To fix this problem, do this:

  1. Open the Boards Manager in the Arduino IDE
  2. Uninstall the ESP8266 support
  3. go to your ~LIbrary folder (in the Finder, select "Go::Go to folder:, and enter ~Library ). Find the folder Arduino15.
  4. In the Arduino15 folder, go into packages, and delete the folder esp8266
  5. Go back to the Arduino IDE, and install ESP8266 board support.
  6. Now go back to the Finder, and check that you have the xtensa-lx106-elf-g++ file in the path Arduino15/packages/esp8266/tools/xtensa-lx106-elf-gcc/1.20.0-26-gb404fb9-2/bin/xtensa-lx106-elf-g++
  7. That's it!
Whenever I start or reset the ESP8226 there's a bunch of "gibberish" on the Serial console

This is the ROM debug messages, it's transmitted at 74880 baud so you rarely see it in proper 'ascii output' - instead usually it gets corrupted into a bunch of strange characters.

I'm having difficulties uploading to the HUZZAH with the Arduino IDE

Make sure you're using a good quality USB/Serial cable. Install the official drivers for that cable too! We've also noticed that PL2303-based cables don't work on Macs for some reason. FTDI or CP210x based chipsets work best

I tried that, but I'm still having difficulties uploading with the Arduino IDE

Sometimes, it helps to switch the board type to "Generic ESP8266 Module".  Set the Reset Method to "nodemcu"

See this forum post

I'm stuck in bootloader mode and can't upload

You say your led is stuck on dim and you get an error trying to upload? And you're sure your serial cable is connected and working correctly? Well, here's a potential fix: Connect the GPIO0 pin to GND through a 220 ohm resistor. Leave it connected while you upload.  You may have to try it a couple of times, but it should eventually upload and get the HUZZAH unstuck from bootload mode! You can then remove the resistor connection, and your HUZZAH will be happy ever after!

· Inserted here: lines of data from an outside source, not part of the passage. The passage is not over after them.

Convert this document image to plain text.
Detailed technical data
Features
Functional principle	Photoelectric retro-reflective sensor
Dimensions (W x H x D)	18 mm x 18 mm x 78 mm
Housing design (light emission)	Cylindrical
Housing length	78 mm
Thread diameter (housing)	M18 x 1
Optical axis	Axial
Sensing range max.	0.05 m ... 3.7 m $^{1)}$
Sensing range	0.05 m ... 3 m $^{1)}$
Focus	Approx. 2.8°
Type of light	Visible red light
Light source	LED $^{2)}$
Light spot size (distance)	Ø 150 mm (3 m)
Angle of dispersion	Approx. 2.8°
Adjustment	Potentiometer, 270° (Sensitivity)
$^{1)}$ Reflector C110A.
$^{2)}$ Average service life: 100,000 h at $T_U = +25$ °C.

(Note: you may also have to tie RST and EN (CH_PD) together to get this to work.  Remove the connection once you have the module programmed).

Thanks to forum user misslevania for the tip!

I can't get Lua to respond to my commands

Make sure your terminal software is sending correct line endings! The default PuTTY settings may be wrong when trying to talk to Lua on an ESP8266. Lua expects CRLF "\r\n" line endings, and apparently PuTTY defaults to just LF "\n"!